By Patrick Goodenough | July 7, 2008 | 8:07 PM EDT

London ( - Britain's opposition Conservatives are calling on Tony Blair's government to issue a statement on the state of the country's intelligence services, as the media continues to name alleged former spies for communist regimes.

For more than a week, the names of alleged British agents recruited by the Soviet KGB and East German Stasi agencies have been published, in what Conservative lawmaker Anne Widdecombe says has become a "spy a day" farce.

The charges are contained in a new book published by an academic, based on secret documents made available by Vasili Mitrokhin, a KGB operative who defected to Britain towards the end of the Cold War.

Those named as agents include an 87-year-old great grandmother living in south London, still openly sympathetic to communism, who has not denied passing highly sensitive information to the Soviets while working as a secretary for a body researching non-ferrous metals.

Others were professors at British universities, Labor lawmakers, civil servants, and an anti-nuclear campaigner. Several have denied the charges, while others have declined to comment. Some of those named are dead.

Widdecombe, the Tory spokesperson on the department overseeing the security services, has demanded a full statement from Home Secretary Jack Straw.

Straw's department announced in a statement over the weekend it would be "grossly irresponsible" for it to make public the results of its inquiries into spying allegations.

"The security service's record may be perfectly defensible," responded Widdecombe, "but we can't know that without a proper statement.
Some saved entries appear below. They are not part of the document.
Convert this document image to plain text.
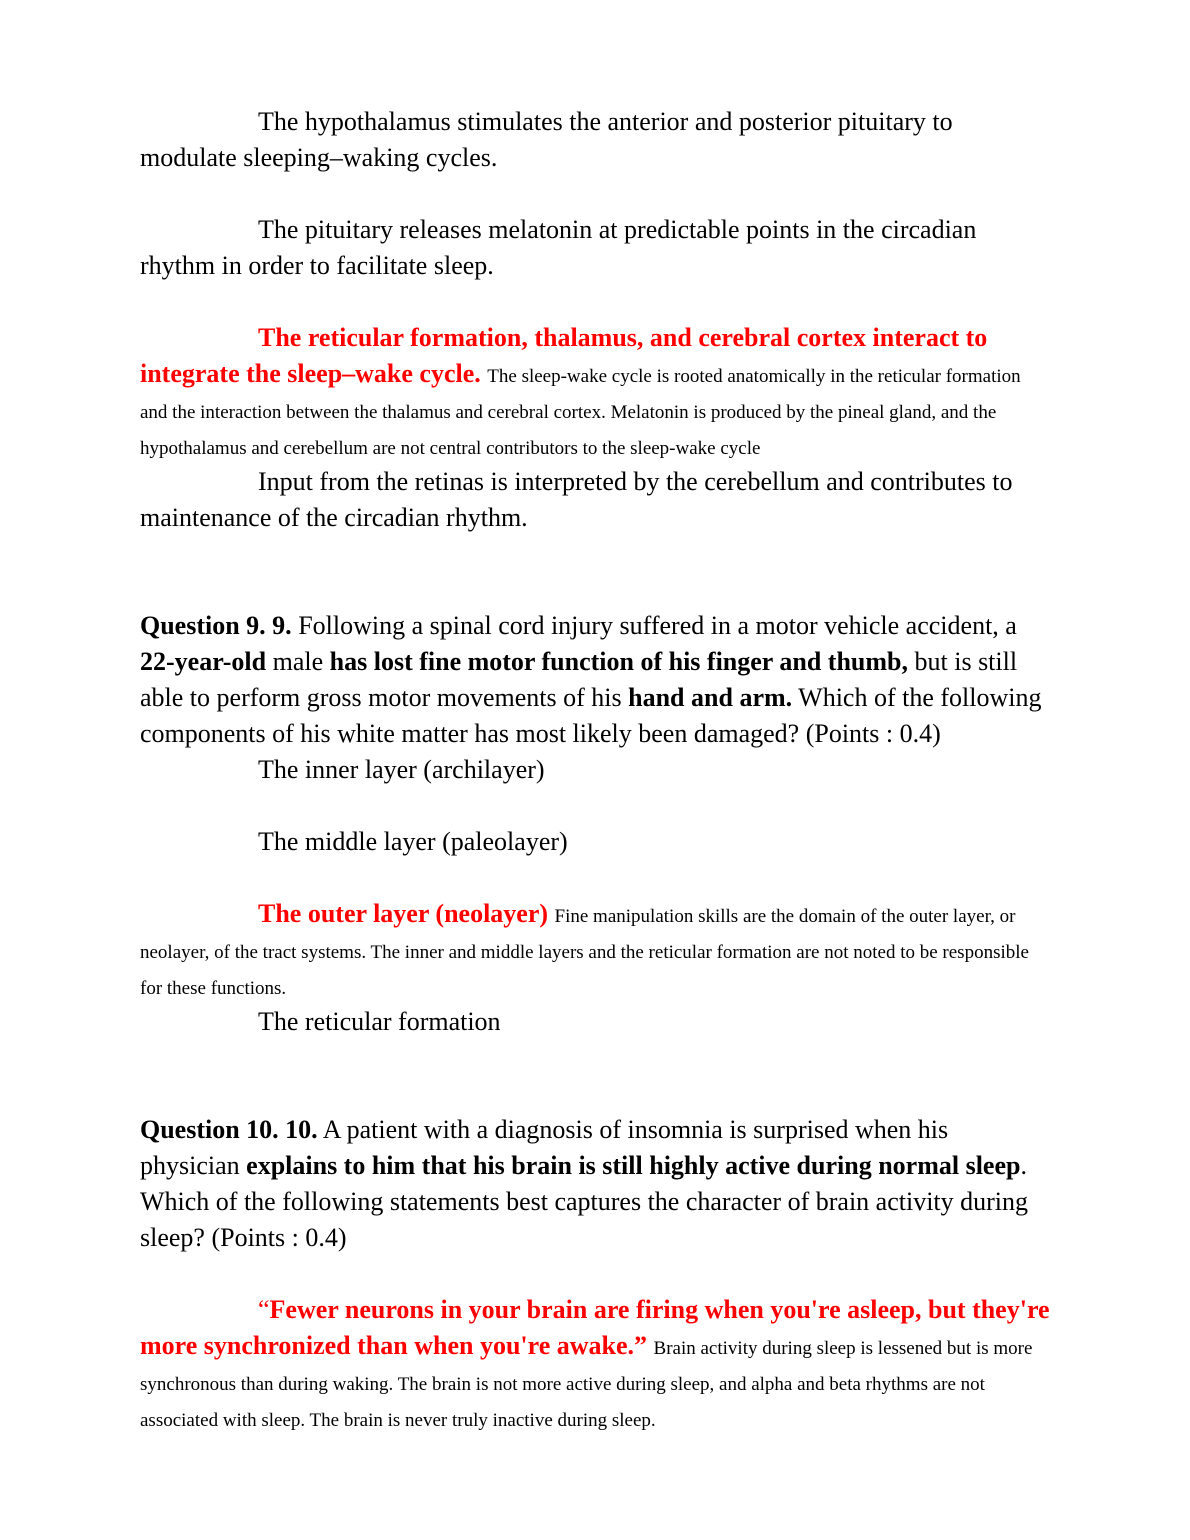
The hypothalamus stimulates the anterior and posterior pituitary to modulate sleeping–waking cycles.

The pituitary releases melatonin at predictable points in the circadian rhythm in order to facilitate sleep.

The reticular formation, thalamus, and cerebral cortex interact to integrate the sleep–wake cycle. The sleep-wake cycle is rooted anatomically in the reticular formation and the interaction between the thalamus and cerebral cortex. Melatonin is produced by the pineal gland, and the hypothalamus and cerebellum are not central contributors to the sleep-wake cycle

Input from the retinas is interpreted by the cerebellum and contributes to maintenance of the circadian rhythm.

Question 9. 9. Following a spinal cord injury suffered in a motor vehicle accident, a 22-year-old male has lost fine motor function of his finger and thumb, but is still able to perform gross motor movements of his hand and arm. Which of the following components of his white matter has most likely been damaged? (Points : 0.4)

The inner layer (archilayer)

The middle layer (paleolayer)

The outer layer (neolayer) Fine manipulation skills are the domain of the outer layer, or neolayer, of the tract systems. The inner and middle layers and the reticular formation are not noted to be responsible for these functions.

The reticular formation

Question 10. 10. A patient with a diagnosis of insomnia is surprised when his physician explains to him that his brain is still highly active during normal sleep. Which of the following statements best captures the character of brain activity during sleep? (Points : 0.4)

“Fewer neurons in your brain are firing when you're asleep, but they're more synchronized than when you're awake.” Brain activity during sleep is lessened but is more synchronous than during waking. The brain is not more active during sleep, and alpha and beta rhythms are not associated with sleep. The brain is never truly inactive during sleep.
"We either have these names of spies dripped out through the media or we have a comprehensive statement from the Home Office. Jack Straw appears to think we should be finding out through the press."

She vowed to press Straw for a full statement when parliament ends its current recess.

With more names expected to be disclosed this week, the London Times reports Monday that the security services have since 1994 been investigated cases of alleged Stasi infiltration.

Britons who spied for the East Germans may still face criminal charges, it said. It has been noted that, although she was identified as a spy years ago, the 87-year old, Melita Norwood, was never prosecuted.

Meanwhile MI5 and MI6, Britain's domestic and foreign intelligence services respectively, are facing growing pressure.

A cross-party parliamentary committee commissioned to investigate the allegations contained in the Mitrokhin archives will now widen its focus to look into overall procedures adopted by the two services.